The married couple retreat is very different to love interest and look how cool and sophisticated I am hotel category.
These lot tend to want a hotel somewhere hip-hop, like Liverpool or Newcastle – somewhere they can drink cocktails like right little know all’s.
Whereas the married couples retreat, is the countryside retreat, somewhere they can drive their three lettered car with a lengthy warranty and it be safe all night.
They wander around the local town looking in the gift shops and buying the local cheese, gin and beer, before putting on their country wear on to go out in the evening at the bistro down the road, to eat something they normally have at home on a Thursday night.
Actually, there are a couple of things here, I probably should point out that get on my nerves.
One – the Bistro, terrible food you cook at home or could cook at home, so a complete nonsense.
Two – these idiots that wear country attire, like tweed and wax jackets – who are these people?
They have never ever been shooting, own a gundog or even a horse or even taken part in a boxing day hunt – so why they are they wandering around market towns like they are or have all of those things?
This attire is for people who are close to aristocracy and read Horse and Hound Magazine, not Closer or OK Magazine.
It infuriates me, it really does!
‘Oh, look Stephen with a PH, it’s raining, I will have to go home and my wax jacket to wander around Waitrose’.
The thing is, these people who do all of this and wear this attire, completely out of context, think it makes them in select group of posh people – these people are so far from posh its excruciating watching them behaviour like they are.
For instance, I don’t go home and put my England Cricket Shirt on and think I am batting at number three, do I?
Absolute mentalists, they really are – you know these people, so share this with them, because they need calling out!
That’s another thing – we have all seen those TV programmes where they get some trouble-shooter (not fruit and veg man, I mean someone with half a brain cell and an idea) in for a failing hotel or restaurant.
At what point do these owners think, ah Channel Five are en-route, I better have a clear up to retain some of the respect I have left for myself – but they don’t do they?
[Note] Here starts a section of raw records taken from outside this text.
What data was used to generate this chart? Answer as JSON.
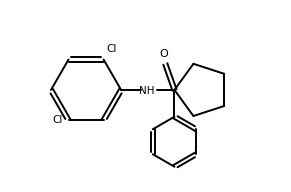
{
  "background_color": "#ffffff",
  "line_color": "#000000",
  "lw": 1.4,
  "fig_width": 2.91,
  "fig_height": 1.92,
  "dpi": 100,
  "xlim": [
    0.0,
    9.5
  ],
  "ylim": [
    0.3,
    6.5
  ]
}
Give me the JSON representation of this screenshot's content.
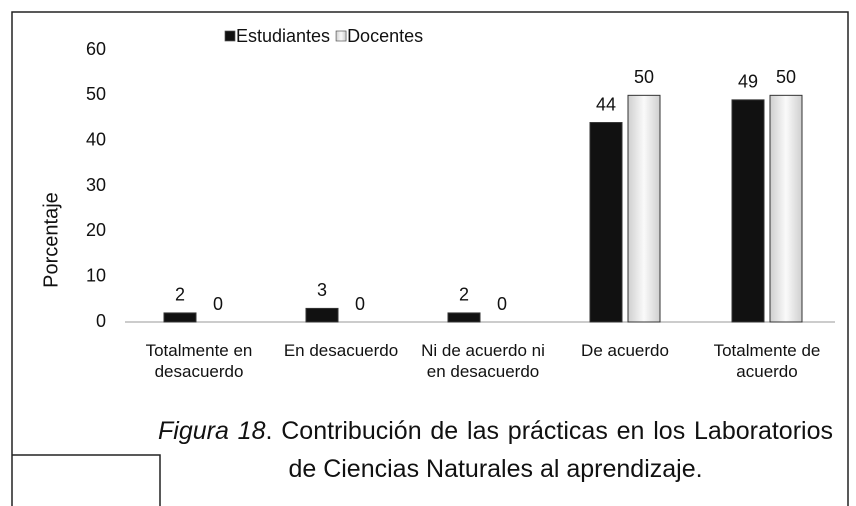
{
  "chart_data": {
    "type": "bar",
    "legend": "top",
    "y_label": "Porcentaje",
    "categories": [
      "Totalmente en desacuerdo",
      "En desacuerdo",
      "Ni de acuerdo ni en desacuerdo",
      "De acuerdo",
      "Totalmente de acuerdo"
    ],
    "series": [
      {
        "name": "Estudiantes",
        "color": "#111111",
        "values": [
          2,
          3,
          2,
          44,
          49
        ]
      },
      {
        "name": "Docentes",
        "color": "#e6e6e6",
        "values": [
          0,
          0,
          0,
          50,
          50
        ]
      }
    ],
    "ylim": [
      0,
      60
    ],
    "yticks": [
      0,
      10,
      20,
      30,
      40,
      50,
      60
    ],
    "grid": false,
    "caption_label": "Figura 18",
    "caption": ". Contribución de las prácticas en los Laboratorios de Ciencias Naturales al aprendizaje."
  }
}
Its all for telly and such a nonsense!
At this point its really important that we talk about the really ‘untouchable’ for most of us and by that, I mean, the most exclusive hotels known to us. Some of these are different gravy, they honestly are and constitutes first class and economy on an Eithad Flight.
The additional you get, is absolutely outrageous and they can’t do enough for you, or so it seems anyway.
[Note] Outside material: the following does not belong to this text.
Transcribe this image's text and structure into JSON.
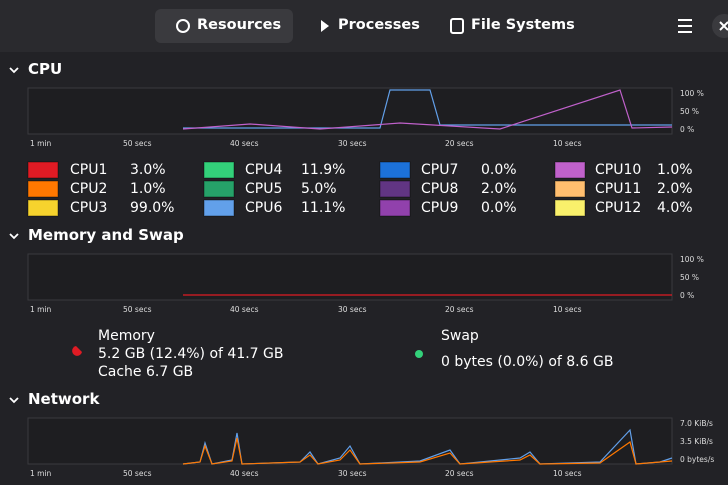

You know what though, some of the guests have absolutely no class whatsoever and you know what I mean as well.
Let me tell you, just because you have a few quid, that doesn’t buy you class mate, it sure does buy you nice things and enables you to stay in nice places, but I’d rather not have that, if I didn’t have the finesse and class to match.
You see the abuse these people give the staff in some of these places? Their behaviour warrants and ASBO and like they shop in Kwik-Save and eat Two for One meals.
Similar can be said for those that have won the Lotto(I happen to know one of these) just because they won a million or whatever, they think all of a sudden become a step above, but the truth is, you aren’t, and you are still the uneducated moron you were before you purchased that ticket.
No matter how much your hotel room cost, whether it was a suite or a standard room, you still end up sharing a lift with the rest of us!
As I said earlier and in a previous blog, you can’t guarantee the clientele in these places and its that clientele that ruin your experience of these places, including your thousand quid a night stay, when they paid a oner.
A few years back, I contributed quite heavily in the recruitment of a high-end £750 a-day interim member of staff.
Where do you think he stayed?
The city centre hotel used by the local hookers, who paid by the hour to use the hotel – that’s not a joke.
All that money and he stayed in the biggest dive possible – I couldn’t believe it.
However, do you know who he bumped into one lunchtime?
Stephen with a PH.
Do you know what else happened?
Postman Pat wanted to know what was going on!